Published: 13 April 2011

Abstract

Background

Appalachia is characterized by poor health behaviors, poor health status, and health disparities. Recent interventions have not demonstrated much success in improving health status or reducing health disparities in the Appalachian region. Since one's perception of personal health precedes his or her health behaviors, the purpose of this project was to evaluate the self-rated health of Appalachian adults in relation to objective health status and current health behaviors.

Methods

Appalachian adults (n = 1,576) were surveyed regarding health behaviors - soda consumer (drink ≥ 355 ml/d), or non-consumer (drink < 355 ml/d), fast food consumer (eating fast food ≥ 3 times/wk) or healthy food consumer (eating fast food < 3 times/wk), smoking (smoker or non-smoker), exercise (exerciser > 30 min > 1 d/wk) and sedentary (exercise < 30 min 1 d/wk), blood pressure medication (yes, no), and self-rated health.

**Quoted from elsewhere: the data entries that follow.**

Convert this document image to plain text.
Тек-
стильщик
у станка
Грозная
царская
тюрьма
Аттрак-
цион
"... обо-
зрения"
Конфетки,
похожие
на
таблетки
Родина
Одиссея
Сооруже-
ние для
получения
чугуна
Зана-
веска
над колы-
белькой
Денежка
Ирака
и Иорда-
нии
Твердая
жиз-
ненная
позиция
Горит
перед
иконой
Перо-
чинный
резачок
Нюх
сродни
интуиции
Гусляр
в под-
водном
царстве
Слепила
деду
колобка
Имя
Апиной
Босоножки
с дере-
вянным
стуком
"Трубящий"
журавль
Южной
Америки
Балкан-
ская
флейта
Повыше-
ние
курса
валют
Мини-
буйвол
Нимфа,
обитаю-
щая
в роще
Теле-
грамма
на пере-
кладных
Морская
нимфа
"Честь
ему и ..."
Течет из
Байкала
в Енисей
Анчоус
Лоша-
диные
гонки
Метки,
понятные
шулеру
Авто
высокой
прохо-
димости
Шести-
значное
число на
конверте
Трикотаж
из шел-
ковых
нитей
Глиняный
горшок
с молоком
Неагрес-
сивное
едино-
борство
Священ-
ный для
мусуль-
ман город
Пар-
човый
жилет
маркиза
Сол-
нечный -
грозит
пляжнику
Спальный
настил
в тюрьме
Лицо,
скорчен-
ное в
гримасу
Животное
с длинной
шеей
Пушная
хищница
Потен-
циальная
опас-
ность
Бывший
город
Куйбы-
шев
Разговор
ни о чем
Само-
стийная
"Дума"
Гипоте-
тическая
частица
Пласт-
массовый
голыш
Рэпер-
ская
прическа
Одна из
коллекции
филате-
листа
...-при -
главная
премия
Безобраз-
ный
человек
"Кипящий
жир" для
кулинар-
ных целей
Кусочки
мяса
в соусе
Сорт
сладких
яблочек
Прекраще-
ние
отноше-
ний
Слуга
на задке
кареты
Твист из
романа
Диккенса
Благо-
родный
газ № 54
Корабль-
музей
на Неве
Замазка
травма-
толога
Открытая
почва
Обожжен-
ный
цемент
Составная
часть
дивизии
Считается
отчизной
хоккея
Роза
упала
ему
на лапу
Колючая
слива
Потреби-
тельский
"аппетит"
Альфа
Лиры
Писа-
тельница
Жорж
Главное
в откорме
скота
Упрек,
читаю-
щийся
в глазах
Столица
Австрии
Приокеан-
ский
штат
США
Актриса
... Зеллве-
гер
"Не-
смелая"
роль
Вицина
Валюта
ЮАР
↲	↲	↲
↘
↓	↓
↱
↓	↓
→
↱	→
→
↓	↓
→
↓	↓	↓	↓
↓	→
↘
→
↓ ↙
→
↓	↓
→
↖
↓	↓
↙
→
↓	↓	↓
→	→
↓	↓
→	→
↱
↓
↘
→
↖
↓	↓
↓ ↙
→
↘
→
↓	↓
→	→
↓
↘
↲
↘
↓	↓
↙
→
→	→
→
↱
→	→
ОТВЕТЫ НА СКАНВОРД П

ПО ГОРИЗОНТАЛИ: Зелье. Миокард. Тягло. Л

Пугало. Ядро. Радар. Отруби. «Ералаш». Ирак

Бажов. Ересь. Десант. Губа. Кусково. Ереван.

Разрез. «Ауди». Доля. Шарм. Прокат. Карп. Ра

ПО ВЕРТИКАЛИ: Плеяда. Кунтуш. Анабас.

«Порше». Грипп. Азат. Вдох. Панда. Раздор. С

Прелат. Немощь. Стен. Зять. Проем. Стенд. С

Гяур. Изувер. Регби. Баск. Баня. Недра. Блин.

Blood pressure was measured through auscultation and serum cholesterol measured via needle prick. Weight status was based on BMI: normal weight (NW ≥ 18.5 and < 25.0), overweight (OW ≥ 25.0 and < 30.0), and obese (OB ≥ 30.0). Jaccard Binary Similarity coefficients, odds ratios, chi-square, and prevalence ratios were calculated to evaluate the relationships among self-rated health, objective health status, and health behaviors. Significance was set at p < 0.05.

Results

Respondents reported being healthy, while being sedentary (65%), hypertensive (76%), overweight (73%), or hyperlipidemic (79%). Between 57% and 66% of the respondents who considered themselves healthy had at least two disease conditions or poor health behaviors. Jaccard Binary Similarity coefficients and odds ratios showed the probability of reporting being healthy when having a disease condition or poor health behavior was high.

Conclusions

The association between self-rated health and poor health indicators in Appalachian adults is distorted. The public health challenge is to formulate messages and programs about health and health needs which take into account the current distortion about health in Appalachia and the cultural context in which this distortion was shaped.